Prof Ravi Gupta, Professor of Clinical Microbiology, University of Cambridge, said:

“As yet there is no clear evidence that the AY.1 is more transmissible or immune evasive than the Delta Variant.  The K417N mutation has previously occurred on a background of Alpha variant, without significant increased expansion in cases, and now Delta; it likely has little effect on infectiousness of the virus and could have a small effect on antibody binding responses post vaccination.”

(d) Dr. John Campbell [congratulations on hitting the 1M subscriber milestone on Youtube!] draws attention to a recently published meta-analysis of clinical trials with the cheap antiparasitic ivermectin.

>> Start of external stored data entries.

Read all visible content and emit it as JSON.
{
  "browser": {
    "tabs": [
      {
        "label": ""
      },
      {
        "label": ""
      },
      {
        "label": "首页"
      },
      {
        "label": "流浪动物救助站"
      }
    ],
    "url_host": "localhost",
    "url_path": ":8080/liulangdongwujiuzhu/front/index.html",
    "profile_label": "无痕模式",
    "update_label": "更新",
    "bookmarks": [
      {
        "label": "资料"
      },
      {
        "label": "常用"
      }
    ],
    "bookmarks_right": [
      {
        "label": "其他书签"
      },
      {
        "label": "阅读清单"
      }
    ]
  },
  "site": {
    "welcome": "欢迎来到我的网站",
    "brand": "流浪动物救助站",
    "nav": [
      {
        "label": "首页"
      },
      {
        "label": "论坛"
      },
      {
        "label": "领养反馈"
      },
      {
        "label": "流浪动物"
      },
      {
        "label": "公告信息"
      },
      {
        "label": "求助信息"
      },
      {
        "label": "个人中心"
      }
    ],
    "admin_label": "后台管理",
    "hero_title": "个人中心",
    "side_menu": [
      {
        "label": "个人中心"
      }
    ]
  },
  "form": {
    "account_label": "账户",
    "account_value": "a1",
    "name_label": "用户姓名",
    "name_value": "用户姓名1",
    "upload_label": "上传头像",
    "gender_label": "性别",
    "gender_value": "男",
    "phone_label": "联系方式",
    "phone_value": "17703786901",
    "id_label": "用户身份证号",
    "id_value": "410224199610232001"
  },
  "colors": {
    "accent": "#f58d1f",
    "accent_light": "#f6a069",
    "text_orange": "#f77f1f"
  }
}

The drug had earlier been shown to inhibit the replication of the virus in vitro — see https://doi.org/10.1016/j.antiviral.2020.104787 — but that’s still a big step away from whether it will work in actual human patients. This newest meta-analysis, however, does seem to represent a positive answer:

Bryant, A.; Lawrie, T. A.; Dowswell, T.; Fordham, E. J.; Mitchell, S.; Hill, S. R.; Tham, T. C. Ivermectin for Prevention and Treatment of COVID-19 Infection. Am. J. Ther. 2021, ASAP, 1–25. http://doi.org/10.1097/MJT.0000000000001402

Let me just quote the abstract:

Meta-analysis of 15 trials found that ivermectin reduced risk of death compared with no ivermectin (average risk ratio 0.38, 95% confidence interval 0.19–0.73; n = 2438; I² = 49%; moderate-certainty evidence). This result was confirmed in a trial sequential analysis using the same DerSimonian–Laird method that underpinned the unadjusted analysis. This was also robust against a trial sequential analysis using the Biggerstaff–Tweedie method. Low-certainty evidence found that ivermectin prophylaxis reduced COVID-19 infection by an average 86% (95% confidence interval 79%–91%). Secondary outcomes provided less certain evidence. Low-certainty evidence suggested that there may be no benefit with ivermectin for “need for mechanical ventilation,” whereas effect estimates for “improvement” and “deterioration” clearly favored ivermectin use. Severe adverse events were rare among treatment trials and evidence of no difference was assessed as low certainty. Evidence on other secondary outcomes was very low certainty.

Conclusions:

Moderate-certainty evidence finds that large reductions in COVID-19 deaths are possible using ivermectin. Using ivermectin early in the clinical course may reduce numbers progressing to severe disease. The apparent safety and low cost suggest that ivermectin is likely to have a significant impact on the SARS-CoV-2 pandemic globally.

But you could get censored by Facebook or YouTube for saying this last year. [The “big pharma conspiracy” theory is not entirely convincing: the corticosteroid dexamethasone, likewise dirt cheap, and quite beneficial in tamping down on ARDS in severe patients, has meanwhile become an accepted part of hospital treatment.]